Return on Luck

Return on Luck is a concept developed in the book Great by Choice. Our research showed that the great companies were not generally luckier than the comparisons—they did not get more good luck, less bad luck, bigger spikes of luck, or better timing of luck. Instead, they got a higher return on luck, making more of their luck than others. The critical question is not, Will you get luck? but What will you do with the luck that you get?
Excerpts from Great by Choice

We decided to undertake an analysis of luck, asking three basic questions:

  1. Is luck a common or rare element in the histories of the 10X and comparison cases?
  2. What role, if any, does luck play in explaining the divergent trajectories of 10X and comparison cases?
  3. What can leaders do about luck to help them build great companies on a 10X journey?

But first, we had to develop a rigorous and internally consistent method for analyzing the topic, beginning with a clear definition of a luck event. …Throughout our analysis, we were very careful to distinguish between luck and outcomes. An enterprise can get bad luck yet create a good outcome, and equally, a company can squander good luck and get a bad outcome. … The 10X cases and the comparisons both got luck, good and bad, in comparable amounts. The evidence leads us to conclude that luck does not cause 10X success. People do. The critical question is not “Are you lucky?” but “Do you get a high return on luck?”

Yes, [Bill] Gates was lucky, but luck is not why Gates became a 10Xer. Consider the following questions: Was Gates the only person of his era who grew up in an upper-middle-class American family? Was Gates the only person born in the mid-1950s who attended a secondary school with access to computing? Was Gates the only person who went to a college with computer resources in the mid-1970s? Was Gates the only person who read the Popular Electronics article? Was Gates the only person who knew how to program in BASIC? No, no, no, no, and no.

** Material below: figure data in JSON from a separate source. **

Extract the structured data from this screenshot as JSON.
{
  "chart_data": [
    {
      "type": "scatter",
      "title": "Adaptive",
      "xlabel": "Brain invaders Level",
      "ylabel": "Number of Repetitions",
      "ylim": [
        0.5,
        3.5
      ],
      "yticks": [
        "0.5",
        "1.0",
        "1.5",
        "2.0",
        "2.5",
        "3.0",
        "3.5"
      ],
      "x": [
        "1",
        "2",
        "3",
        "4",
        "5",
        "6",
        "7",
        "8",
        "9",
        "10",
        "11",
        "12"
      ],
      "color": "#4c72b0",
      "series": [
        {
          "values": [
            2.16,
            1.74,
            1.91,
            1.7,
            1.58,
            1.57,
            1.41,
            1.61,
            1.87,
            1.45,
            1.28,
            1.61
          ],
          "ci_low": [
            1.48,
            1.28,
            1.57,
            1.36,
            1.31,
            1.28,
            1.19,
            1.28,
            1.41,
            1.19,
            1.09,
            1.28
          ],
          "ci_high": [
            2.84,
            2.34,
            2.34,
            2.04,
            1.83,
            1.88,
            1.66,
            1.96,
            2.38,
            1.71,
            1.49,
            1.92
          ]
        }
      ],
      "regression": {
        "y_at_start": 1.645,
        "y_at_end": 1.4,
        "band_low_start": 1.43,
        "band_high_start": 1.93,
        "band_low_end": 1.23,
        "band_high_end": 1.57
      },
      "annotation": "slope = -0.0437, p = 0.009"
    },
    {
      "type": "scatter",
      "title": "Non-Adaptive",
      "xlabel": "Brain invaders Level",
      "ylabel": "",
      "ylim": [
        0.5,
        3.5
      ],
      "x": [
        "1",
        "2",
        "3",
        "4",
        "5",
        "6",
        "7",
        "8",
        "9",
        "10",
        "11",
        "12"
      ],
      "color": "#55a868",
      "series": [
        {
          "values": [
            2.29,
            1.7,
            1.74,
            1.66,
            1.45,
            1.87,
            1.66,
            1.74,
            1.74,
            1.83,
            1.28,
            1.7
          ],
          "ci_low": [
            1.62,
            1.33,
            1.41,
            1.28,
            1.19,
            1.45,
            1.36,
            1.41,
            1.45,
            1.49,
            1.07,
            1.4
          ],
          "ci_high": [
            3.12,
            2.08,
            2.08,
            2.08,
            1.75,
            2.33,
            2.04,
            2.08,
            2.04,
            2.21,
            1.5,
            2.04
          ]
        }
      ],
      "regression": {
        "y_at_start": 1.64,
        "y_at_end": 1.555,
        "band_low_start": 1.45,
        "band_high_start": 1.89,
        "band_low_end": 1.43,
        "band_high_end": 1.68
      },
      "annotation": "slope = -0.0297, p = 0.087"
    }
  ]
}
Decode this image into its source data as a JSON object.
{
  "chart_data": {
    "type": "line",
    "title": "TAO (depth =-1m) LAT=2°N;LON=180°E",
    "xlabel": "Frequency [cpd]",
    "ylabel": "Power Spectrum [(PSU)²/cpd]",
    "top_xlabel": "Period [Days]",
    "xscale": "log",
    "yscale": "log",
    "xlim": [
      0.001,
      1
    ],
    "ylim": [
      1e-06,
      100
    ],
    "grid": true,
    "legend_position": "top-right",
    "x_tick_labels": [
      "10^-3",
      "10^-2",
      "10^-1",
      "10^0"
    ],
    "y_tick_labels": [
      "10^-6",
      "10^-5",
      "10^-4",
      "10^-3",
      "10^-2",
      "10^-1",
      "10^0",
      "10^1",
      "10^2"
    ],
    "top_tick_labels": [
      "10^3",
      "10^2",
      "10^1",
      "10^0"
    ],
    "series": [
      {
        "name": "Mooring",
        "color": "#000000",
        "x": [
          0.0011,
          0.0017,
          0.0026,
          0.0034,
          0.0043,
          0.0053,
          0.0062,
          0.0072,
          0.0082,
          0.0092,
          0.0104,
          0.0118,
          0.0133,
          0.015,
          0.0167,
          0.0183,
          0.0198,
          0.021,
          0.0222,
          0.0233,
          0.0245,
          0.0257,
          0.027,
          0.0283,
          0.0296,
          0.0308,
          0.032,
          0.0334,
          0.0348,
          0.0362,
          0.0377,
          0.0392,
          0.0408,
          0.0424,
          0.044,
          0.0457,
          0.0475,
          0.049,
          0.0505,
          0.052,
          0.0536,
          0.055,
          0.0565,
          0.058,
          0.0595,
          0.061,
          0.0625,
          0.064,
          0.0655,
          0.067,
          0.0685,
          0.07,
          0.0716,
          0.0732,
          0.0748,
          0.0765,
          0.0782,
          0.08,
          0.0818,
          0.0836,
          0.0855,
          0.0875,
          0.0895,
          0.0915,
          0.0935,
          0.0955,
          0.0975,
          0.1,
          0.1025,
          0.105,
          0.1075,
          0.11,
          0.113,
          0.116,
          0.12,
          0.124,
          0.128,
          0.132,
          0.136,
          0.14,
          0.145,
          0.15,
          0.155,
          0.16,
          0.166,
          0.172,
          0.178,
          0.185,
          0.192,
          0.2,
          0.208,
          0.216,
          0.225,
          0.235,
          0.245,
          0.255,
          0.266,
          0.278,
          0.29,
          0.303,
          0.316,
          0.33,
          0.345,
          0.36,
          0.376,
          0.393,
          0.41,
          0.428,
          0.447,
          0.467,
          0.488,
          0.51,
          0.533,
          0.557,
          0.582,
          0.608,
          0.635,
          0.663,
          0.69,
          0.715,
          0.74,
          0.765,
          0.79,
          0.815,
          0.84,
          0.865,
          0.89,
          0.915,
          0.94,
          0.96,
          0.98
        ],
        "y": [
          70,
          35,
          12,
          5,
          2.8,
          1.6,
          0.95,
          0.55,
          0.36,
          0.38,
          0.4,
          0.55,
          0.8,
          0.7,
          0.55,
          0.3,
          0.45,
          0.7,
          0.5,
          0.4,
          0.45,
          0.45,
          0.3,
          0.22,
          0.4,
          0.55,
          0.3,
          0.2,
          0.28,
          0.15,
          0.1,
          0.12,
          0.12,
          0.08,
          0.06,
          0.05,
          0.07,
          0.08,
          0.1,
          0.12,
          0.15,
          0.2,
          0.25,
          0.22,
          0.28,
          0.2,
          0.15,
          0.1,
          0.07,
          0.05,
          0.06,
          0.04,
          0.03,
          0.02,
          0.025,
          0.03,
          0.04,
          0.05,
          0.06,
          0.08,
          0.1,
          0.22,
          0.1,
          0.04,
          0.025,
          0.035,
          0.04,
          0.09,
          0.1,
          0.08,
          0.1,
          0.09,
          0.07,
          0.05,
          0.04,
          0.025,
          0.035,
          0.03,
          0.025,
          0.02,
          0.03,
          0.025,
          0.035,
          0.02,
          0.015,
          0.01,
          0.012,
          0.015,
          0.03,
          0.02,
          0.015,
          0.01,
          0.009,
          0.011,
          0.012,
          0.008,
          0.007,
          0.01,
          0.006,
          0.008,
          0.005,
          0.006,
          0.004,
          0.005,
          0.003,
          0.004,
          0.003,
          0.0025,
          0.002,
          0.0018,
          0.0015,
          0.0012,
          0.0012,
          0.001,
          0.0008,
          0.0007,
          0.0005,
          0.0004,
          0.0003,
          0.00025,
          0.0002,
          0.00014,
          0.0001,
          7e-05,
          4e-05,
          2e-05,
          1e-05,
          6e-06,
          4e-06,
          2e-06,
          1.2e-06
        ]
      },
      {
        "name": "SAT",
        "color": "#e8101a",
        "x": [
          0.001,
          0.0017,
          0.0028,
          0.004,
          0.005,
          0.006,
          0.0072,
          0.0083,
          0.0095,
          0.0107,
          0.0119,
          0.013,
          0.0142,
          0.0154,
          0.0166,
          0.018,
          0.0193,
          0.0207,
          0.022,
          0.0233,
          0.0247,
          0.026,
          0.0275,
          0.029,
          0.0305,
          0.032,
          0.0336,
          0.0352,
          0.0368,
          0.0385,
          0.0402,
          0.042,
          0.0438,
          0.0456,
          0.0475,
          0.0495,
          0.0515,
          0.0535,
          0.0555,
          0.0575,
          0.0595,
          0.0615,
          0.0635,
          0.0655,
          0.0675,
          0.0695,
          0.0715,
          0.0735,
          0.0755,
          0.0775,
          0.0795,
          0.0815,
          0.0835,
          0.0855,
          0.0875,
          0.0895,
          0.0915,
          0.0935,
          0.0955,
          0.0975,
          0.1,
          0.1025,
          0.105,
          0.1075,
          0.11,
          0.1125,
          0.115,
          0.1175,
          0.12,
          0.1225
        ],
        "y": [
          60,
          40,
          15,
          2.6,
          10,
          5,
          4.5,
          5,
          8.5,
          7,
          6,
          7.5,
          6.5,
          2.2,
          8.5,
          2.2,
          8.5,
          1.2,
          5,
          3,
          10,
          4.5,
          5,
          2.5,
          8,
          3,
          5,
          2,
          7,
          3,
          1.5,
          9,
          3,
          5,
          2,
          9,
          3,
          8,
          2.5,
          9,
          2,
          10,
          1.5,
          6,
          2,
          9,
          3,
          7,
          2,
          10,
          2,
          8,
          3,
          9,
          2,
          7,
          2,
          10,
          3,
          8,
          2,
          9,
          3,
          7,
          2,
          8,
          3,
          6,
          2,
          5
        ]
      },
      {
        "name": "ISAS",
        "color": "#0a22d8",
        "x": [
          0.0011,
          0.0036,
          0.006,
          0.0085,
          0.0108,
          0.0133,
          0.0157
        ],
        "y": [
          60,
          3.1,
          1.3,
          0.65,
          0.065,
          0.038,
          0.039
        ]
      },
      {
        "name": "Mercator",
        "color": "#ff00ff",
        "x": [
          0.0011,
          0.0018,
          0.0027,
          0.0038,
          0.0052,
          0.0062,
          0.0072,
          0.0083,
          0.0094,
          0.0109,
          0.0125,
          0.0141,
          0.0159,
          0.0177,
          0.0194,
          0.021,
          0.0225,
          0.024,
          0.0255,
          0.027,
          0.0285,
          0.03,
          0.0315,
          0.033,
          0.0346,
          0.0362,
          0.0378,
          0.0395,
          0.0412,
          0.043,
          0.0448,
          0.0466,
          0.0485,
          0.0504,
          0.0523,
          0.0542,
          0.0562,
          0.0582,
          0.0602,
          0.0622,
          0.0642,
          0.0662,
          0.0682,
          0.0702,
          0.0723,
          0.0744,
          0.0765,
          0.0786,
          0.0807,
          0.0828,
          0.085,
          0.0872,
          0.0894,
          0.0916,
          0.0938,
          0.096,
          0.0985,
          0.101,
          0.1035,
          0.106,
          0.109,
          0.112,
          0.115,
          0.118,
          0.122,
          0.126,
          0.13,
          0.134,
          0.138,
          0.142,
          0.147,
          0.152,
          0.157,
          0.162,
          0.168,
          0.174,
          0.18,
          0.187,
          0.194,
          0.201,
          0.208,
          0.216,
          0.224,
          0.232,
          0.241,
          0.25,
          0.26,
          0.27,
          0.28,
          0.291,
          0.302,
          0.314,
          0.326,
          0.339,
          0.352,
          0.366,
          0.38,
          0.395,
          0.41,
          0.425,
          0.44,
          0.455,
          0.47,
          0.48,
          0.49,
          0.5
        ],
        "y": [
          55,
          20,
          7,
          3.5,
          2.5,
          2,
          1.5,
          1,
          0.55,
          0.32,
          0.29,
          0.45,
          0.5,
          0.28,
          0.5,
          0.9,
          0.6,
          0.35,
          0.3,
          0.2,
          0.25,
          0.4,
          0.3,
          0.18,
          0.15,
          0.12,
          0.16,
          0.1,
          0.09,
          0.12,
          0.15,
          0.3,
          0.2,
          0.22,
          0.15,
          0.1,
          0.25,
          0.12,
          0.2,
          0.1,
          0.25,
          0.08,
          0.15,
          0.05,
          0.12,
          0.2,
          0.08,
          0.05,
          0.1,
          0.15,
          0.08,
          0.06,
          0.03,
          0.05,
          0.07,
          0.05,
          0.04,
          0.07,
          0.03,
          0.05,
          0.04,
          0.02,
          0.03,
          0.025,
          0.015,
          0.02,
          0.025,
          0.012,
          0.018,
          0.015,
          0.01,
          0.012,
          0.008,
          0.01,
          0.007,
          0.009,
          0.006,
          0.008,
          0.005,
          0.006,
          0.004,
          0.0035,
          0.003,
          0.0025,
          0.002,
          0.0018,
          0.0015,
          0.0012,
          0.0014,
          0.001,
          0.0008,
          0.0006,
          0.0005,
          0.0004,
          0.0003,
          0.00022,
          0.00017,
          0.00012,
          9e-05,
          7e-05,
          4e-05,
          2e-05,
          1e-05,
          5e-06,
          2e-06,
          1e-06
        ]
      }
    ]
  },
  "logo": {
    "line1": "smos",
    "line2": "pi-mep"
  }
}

Lakeside might have been one of the first schools to have a computer that students could access during those years, but it wasn’t the only such school. Gates might’ve been a math and computer whiz kid at a top college that had computers in 1975, but he wasn’t the only math and computer whiz kid at Harvard, Stanford, Princeton, Yale, MIT, Caltech, Carnegie Mellon, Berkeley, UCLA, Chicago, Georgia Tech, Cornell, Dartmouth, USC, Columbia, Northwestern, Penn, Michigan, or any number of other top colleges with comparable or even better computer resources. Gates wasn’t the only person who knew how to program in BASIC; the language had been developed by professors at Dartmouth a decade earlier, and it was widely known by 1975, used in academics and industry. And what about all the master’s and PhD students in electrical engineering and computer science who had even more computer expertise than Gates on the day the Popular Electronics article appeared? Any of them could have decided to abandon their studies and launch a personal computer–software company, as could have computer experts already working in industry and academia.

But how many of them disrupted their life plans (and cut their sleep to near-zero, inhaling food as fast as possible so as not to let eating interfere with work) to throw themselves into writing BASIC for the Altair? How many of them defied their parents, dropped out of college, and moved to Albuquerque—Albuquerque! New Mexico!—to work with the Altair? How many of them got BASIC for the Altair written, debugged, and ready to ship before anyone else? Thousands of people could have done the exact same thing as Gates, at the exact same time, but they didn’t.

Across all the research we’ve conducted for this book and our previous books regarding what makes companies great (which has involved investigating the histories of 75 major corporations), we’ve never found a single instance of sustained performance due simply to pure luck. Yet also true, we’ve never studied a single great company devoid of luck events along its journey. Neither extreme—it’s all luck or luck plays no role—has the evidence on its side. A far better fit with the data is a synthesizing concept, return on luck.